July 25, 2024 - 10:00am

The German government determined within six months of implementing a mask requirement that there was no evidence to support the intervention, but did not make that information known to the public, according to a new report.

The Robert Koch Institute (RKI) files, long held from public view, read, “There is no evidence for the use of FFP2 masks outside of occupational safety,” according to German outlet Berliner Zeitung. Nonetheless, some masking requirements remained in effect throughout the country until early 2023.

The RKI, a research institute run by the German government, helped guide the government’s public health response to Covid. Its 2,500-page Covid protocols were released following a lengthy legal battle with a small media outlet, Multipolar.

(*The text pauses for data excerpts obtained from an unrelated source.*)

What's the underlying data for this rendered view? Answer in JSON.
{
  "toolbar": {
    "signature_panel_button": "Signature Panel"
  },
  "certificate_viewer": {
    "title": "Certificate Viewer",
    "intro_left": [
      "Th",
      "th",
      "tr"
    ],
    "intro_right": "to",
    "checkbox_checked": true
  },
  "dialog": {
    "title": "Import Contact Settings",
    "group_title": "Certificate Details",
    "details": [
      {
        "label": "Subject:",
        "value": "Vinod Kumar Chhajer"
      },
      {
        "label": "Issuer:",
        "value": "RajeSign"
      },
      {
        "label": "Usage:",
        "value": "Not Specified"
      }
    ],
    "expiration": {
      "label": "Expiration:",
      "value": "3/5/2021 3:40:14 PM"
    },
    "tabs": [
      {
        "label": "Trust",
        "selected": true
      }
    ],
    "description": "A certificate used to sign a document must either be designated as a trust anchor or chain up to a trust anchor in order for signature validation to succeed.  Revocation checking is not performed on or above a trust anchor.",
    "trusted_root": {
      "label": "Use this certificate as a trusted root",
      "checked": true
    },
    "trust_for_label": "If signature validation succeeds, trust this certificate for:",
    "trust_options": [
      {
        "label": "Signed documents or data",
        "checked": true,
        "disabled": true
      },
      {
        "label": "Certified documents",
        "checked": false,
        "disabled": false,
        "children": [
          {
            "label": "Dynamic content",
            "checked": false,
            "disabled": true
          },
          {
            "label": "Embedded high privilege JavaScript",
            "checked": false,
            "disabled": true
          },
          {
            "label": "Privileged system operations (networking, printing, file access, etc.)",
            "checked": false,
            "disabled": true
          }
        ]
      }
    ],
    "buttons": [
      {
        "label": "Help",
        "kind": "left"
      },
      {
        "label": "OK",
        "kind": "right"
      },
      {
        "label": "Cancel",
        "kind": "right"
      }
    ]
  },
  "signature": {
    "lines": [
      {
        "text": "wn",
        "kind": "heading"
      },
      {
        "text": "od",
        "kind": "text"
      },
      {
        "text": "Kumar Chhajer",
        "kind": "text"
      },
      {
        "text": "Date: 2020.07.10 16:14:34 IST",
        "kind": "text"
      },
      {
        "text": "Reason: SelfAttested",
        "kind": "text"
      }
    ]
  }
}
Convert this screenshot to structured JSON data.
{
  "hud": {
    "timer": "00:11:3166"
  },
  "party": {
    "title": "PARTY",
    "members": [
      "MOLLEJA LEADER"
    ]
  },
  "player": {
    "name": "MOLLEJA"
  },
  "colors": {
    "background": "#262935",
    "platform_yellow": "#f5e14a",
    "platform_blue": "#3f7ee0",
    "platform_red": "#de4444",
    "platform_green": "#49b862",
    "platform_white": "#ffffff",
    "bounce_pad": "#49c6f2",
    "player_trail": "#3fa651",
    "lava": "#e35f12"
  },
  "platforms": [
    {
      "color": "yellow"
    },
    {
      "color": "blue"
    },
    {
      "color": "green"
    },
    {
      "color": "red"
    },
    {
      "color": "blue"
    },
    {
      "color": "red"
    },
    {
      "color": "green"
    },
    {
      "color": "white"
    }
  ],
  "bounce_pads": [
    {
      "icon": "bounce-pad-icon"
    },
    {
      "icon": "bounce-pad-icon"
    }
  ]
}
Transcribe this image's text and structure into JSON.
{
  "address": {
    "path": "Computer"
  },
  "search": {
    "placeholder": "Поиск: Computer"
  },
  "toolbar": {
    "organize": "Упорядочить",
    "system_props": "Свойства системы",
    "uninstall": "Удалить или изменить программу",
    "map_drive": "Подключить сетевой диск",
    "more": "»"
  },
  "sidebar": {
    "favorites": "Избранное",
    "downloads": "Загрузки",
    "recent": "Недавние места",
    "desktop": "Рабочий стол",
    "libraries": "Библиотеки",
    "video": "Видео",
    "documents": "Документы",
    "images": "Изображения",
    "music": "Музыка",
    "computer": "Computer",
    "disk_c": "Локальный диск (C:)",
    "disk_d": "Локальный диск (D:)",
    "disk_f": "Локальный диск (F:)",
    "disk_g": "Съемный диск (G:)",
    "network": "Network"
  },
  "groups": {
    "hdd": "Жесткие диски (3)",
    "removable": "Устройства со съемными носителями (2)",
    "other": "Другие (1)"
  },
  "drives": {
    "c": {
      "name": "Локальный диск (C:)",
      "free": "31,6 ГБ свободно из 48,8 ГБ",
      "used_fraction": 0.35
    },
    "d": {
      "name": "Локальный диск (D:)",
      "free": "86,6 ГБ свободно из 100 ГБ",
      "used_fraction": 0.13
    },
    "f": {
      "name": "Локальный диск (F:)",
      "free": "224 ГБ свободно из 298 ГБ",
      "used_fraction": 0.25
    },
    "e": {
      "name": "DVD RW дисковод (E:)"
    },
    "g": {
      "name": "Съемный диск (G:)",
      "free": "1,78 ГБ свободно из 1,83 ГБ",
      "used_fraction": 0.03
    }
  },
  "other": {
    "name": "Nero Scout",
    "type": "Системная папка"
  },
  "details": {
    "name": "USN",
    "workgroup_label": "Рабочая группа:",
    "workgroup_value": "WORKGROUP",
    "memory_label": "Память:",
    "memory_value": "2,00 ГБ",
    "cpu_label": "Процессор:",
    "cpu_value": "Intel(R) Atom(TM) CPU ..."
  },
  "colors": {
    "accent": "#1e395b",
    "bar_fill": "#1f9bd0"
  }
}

The files noted that the “pandemic of the unvaccinated” narrative was incorrect, but government leaders continued to blame the unvaccinated for the spread of Covid in public comments after that conclusion was reached.

The RKI also knew as early as January 2020 that Covid did not pose a serious threat to children, according to Berliner Zeitung, but the government still enforced school closures.

The development mirrors Covid-related developments in the US, where new testimony and the release of government documents have revealed that top government officials withheld information from the public about the development of Covid guidelines and the US funding of gain of function research in Wuhan. Anthony Fauci told Congress in June that the six-feet social distancing rule “sort of just appeared” and was not based on scientific evidence.

Germany saw 192 deaths per 100,000 people, considerably lower than the EU’s 264, but only slightly below Sweden’s 209, according to Financial Times data — despite the much more lax approach Sweden took to lockdowns and masking. There’s been a groundswell of opposition to masking mandates in the years since they first came into effect, as evidence mounts against their usefulness.

“If the institute set up specifically to provide expert advice itself questioned many of the central Corona measures, where did the unconditional will to implement them come from, sometimes much stronger or longer than in other countries?” the report read.